The gloves are off between GOP candidates Ted Cruz and Marco Rubio as South Carolina had its turn to vote in the 2016 primary. Both candidates have mounted uncompromising attacks, lodging personal barbs labeling each other liars, and challenging each other’s credibility. At the center of this is the hot-button issue of immigration, and is where each candidate claims to have the toughest position on reforming it.

Cruz, in the week leading up to the primary, tried to turn Rubio’s accusation of calling him a liar against him, telling “Fox and Friends,” “I guess if Marco’s team has told him ‘if anyone brings up your actual (voting) record, the fact that over and over again you’ve supported amnesty, just yell liar.” Cruz’s latest ad attacking Rubio spotlights the Florida senator’s 2013 failed immigration bill that would have created a pathway to citizenship for undocumented immigrants in the U.S., given they met certain criteria and paid a tax penalty. Rubio has responded by saying Cruz is mischaracterizing his record, and is accusing Cruz of saying anything that’s politically expedient. While Cruz is putting a lot of effort into trying to look like the hard-line, tough-on-immigration candidate, the fact is they’ve both supported expanding legal immigration. But where do they differ?

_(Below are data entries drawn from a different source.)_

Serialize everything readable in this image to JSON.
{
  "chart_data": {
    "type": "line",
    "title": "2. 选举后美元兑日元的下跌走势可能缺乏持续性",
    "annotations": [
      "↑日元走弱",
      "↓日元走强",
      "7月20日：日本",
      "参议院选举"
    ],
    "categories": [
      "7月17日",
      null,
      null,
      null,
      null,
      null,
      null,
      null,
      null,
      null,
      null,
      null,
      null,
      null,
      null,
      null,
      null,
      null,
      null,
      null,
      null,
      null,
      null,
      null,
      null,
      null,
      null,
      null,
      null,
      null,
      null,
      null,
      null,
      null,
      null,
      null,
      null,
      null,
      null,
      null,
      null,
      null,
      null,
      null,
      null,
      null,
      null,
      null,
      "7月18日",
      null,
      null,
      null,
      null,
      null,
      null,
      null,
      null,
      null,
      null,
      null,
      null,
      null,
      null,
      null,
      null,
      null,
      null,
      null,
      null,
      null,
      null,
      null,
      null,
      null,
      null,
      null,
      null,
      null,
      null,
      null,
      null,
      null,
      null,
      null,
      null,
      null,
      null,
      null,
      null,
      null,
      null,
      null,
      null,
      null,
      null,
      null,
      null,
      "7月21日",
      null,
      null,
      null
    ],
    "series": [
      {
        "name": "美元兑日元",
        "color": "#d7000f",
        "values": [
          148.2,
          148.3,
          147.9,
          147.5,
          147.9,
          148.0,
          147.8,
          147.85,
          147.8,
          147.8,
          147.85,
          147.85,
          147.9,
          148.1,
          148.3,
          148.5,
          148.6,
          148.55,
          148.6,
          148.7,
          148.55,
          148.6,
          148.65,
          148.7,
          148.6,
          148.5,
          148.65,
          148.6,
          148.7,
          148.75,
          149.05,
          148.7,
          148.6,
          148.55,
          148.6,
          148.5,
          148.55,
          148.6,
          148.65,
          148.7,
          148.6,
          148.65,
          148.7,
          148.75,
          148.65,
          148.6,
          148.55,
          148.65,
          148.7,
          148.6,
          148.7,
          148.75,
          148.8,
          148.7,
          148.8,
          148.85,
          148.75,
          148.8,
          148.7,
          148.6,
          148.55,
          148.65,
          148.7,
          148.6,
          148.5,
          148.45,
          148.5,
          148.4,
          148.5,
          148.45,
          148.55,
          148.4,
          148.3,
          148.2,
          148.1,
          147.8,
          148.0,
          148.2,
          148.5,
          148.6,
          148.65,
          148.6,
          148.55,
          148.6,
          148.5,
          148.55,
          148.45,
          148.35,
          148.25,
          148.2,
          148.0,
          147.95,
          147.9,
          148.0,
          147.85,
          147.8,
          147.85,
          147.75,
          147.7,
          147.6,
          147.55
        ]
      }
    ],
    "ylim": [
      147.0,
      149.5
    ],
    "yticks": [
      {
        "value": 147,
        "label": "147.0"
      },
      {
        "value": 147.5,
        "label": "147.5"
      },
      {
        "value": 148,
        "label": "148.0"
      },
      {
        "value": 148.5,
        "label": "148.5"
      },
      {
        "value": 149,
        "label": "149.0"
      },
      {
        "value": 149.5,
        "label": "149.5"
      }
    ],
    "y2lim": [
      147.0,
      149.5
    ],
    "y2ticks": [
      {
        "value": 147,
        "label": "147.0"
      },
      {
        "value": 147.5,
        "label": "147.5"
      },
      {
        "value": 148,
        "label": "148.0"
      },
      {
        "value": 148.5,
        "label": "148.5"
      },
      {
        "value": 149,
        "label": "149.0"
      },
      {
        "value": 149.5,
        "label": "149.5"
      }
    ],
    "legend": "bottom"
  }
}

When Rubio accused Cruz of legalizing people in the country illegally in December’s debate, he was referring to a Cruz-supported initiative that called for a 500-percent increase in the number of visas for guest workers allowed in the country. He also supported doubling the number of green cards. The proposals were his amendments to Rubio’s “Gang of Eight” bill, and would have eliminated the bill’s path to citizenship.

Cruz recently reversed his position, calling for a freeze on legal immigration “until the economy improves.” In interviews around the time of the fifth Republican debate, Cruz made efforts to avoid answering what he would do with undocumented immigrants; and when pressed, he suggested having the conversation once the border is secure. In the meantime, Rubio seems dangerously close to suddenly changing long-held support of a green card process for immigrants to become citizens. In last month’s debate he stated, “whether it’s green cards or any other form of entry into America, when I’m president, if we don’t know who you are or why you’re coming, you are not going to get into the United States of America.” When Cruz went on the offensive during the latest debate accusing Rubio of telling Univision he would not rescind President Obama’s order on immigration, the argument devolved into who had a better handle on speaking Spanish.